The Ribble Valley would see huge changes if the proposals come to fruition – with Colne, Barnoldswick and Earby among a number of wards added to a new Pendle and Ribble Valley constituency containing an estimated 73,788 voters stretching from the Forest of Bowland in the north to the outskirts of Preston in the south.

The leader of Ribble Valley Council, Coun.

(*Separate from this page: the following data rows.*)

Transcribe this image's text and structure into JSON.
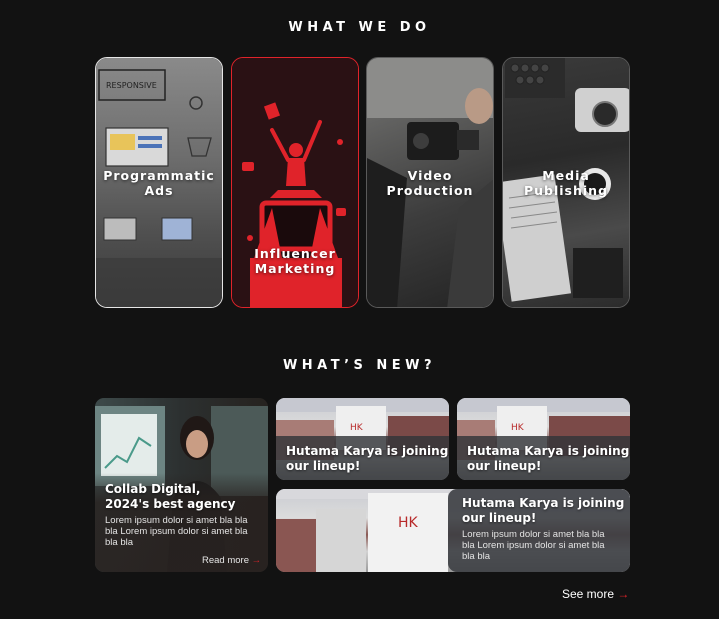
{
  "sections": {
    "what_we_do_title": "WHAT WE DO",
    "whats_new_title": "WHAT’S NEW?"
  },
  "services": [
    {
      "label": "Programmatic\nAds"
    },
    {
      "label": "Influencer\nMarketing"
    },
    {
      "label": "Video\nProduction"
    },
    {
      "label": "Media\nPublishing"
    }
  ],
  "news": {
    "featured": {
      "headline": "Collab Digital,\n2024's best agency",
      "body": "Lorem ipsum dolor si amet bla bla bla Lorem ipsum dolor si amet bla bla bla",
      "read_more": "Read more",
      "arrow": "→"
    },
    "items": [
      {
        "headline": "Hutama Karya is joining\nour lineup!"
      },
      {
        "headline": "Hutama Karya is joining\nour lineup!"
      },
      {
        "headline": "Hutama Karya is joining\nour lineup!",
        "body": "Lorem ipsum dolor si amet bla bla bla Lorem ipsum dolor si amet bla bla bla"
      }
    ],
    "building_sign": "HK"
  },
  "see_more": {
    "label": "See more",
    "arrow": "→"
  },
  "colors": {
    "accent": "#e0232a",
    "background": "#121212"
  }
}
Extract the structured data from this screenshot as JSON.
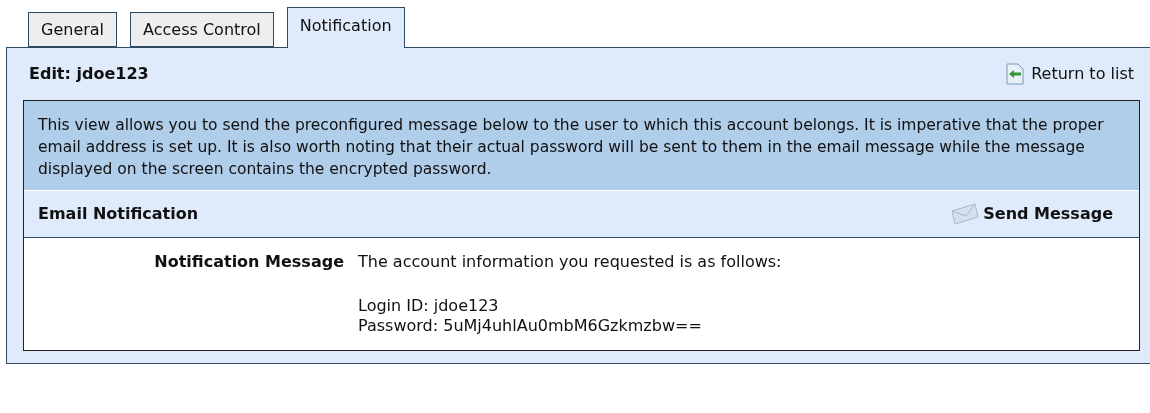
{
  "tabs": [
    {
      "label": "General",
      "selected": false
    },
    {
      "label": "Access Control",
      "selected": false
    },
    {
      "label": "Notification",
      "selected": true
    }
  ],
  "header": {
    "title": "Edit: jdoe123",
    "return_link": "Return to list"
  },
  "description": "This view allows you to send the preconfigured message below to the user to which this account belongs. It is imperative that the proper email address is set up. It is also worth noting that their actual password will be sent to them in the email message while the message displayed on the screen contains the encrypted password.",
  "section": {
    "title": "Email Notification",
    "action": "Send Message"
  },
  "fields": [
    {
      "label": "Notification Message",
      "intro": "The account information you requested is as follows:",
      "details": [
        "Login ID: jdoe123",
        "Password: 5uMj4uhlAu0mbM6Gzkmzbw=="
      ]
    }
  ]
}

Ken Hind, has said Parliament should rethink the proposals to cut the number of MPs post-Brexit.

He said: “Parliament should now think post Brexit that much greater demands will be placed on its MPs as European legislation will not come from Brussels.

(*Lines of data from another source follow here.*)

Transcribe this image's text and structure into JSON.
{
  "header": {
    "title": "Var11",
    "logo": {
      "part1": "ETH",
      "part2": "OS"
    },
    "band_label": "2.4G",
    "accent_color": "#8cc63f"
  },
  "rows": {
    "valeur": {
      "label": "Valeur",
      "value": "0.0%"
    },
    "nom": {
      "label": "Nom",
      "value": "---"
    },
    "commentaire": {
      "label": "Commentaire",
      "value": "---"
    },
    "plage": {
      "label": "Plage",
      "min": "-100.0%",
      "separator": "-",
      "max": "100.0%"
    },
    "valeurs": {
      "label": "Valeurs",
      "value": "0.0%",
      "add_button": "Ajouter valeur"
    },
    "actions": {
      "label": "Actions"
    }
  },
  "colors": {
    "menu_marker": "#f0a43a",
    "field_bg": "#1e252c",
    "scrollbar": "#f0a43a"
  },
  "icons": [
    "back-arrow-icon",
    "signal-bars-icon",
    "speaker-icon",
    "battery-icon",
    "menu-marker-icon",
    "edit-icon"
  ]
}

“Westminster will return to being the legislative hub of the nation and so it is important to reflect on changed circumstances, reject the Boundary Commission proposals and demand a return to 650 MPs.

“In parallel the House of Lords should be reduced in size and serious reform be considered, including having an elected element ,rendering it accountable to the public.

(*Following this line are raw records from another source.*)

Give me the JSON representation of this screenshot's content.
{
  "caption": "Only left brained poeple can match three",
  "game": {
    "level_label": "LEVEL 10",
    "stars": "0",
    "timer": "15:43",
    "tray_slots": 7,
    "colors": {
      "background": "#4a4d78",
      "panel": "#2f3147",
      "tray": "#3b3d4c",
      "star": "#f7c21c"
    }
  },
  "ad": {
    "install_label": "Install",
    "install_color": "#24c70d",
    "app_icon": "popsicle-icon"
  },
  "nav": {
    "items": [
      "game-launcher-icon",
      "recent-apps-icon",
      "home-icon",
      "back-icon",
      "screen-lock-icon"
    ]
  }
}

“The Parliamentary Boundary Commission proposals issued for Lancashire are a mish mash of comprises in order to balance out numbers of voters.

“The Ribble Valley constituency, one of only three in Lancashire of the optimum size set down by the Commission (75,600), has been divided into two parts, carved up as a sacrificial lamb to create the chaos of the current recommendations.”

The Ribble Valley and Pendle constituency would contain areas from three local authorities – South Ribble, Pendle and Ribble Valley boroughs.

It would form “a long sausage along the A59 from Preston to Colne.”

Coun. Hind added: “The Ribble Valley borough has been part of the same Parliamentary constituency for 40 years providing strong community ties.

“There is no community of interest between Ribble Valley and Colne, the latter is part an urban constituency with a strong proud industrial heritage, Ribble Valley is rural.

“The proposal can only have been written by someone drawing lines on a map in Whitehall who had never seriously travelled from Rimmington to Carnforth.”

Coun. Hind also said that the figures used were already out of date as the Ribble Valley continues to grow.

He added: “This is not the final result. We should protest loud and long in the last stages of public consultation at the break up of the Ribble Valley borough into two parliamentary constituencies.

“We should encourage areas like Rimmington, Gisburn, Chatburn and Downham to argue to be included in a Ribble Valley constituency as its community connections are with Clitheroe, and reject inclusion in a constituency that goes as far as Carnforth where no such links exist.”

Pendle MP Andrew Stephenson also said he was disappointed with the proposals and would urge the Boundary Commission to look again.

The Boundary Commission for England is considering constituency areas across England as part of a periodic review of the boundaries of all Parliamentary seats.

The overall aim is to have constituencies that have between 71,031 and 78,507 people eligible to vote living in them.

In Lancashire it is proposed to reduce the number of constituencies by two, to 14.

People can go to the BCE’s website, www.bce2018.org.uk, to view the new plans we have published.

All the public comments received during the first two consultations are also published on the website.

People have until December 11th to have their say.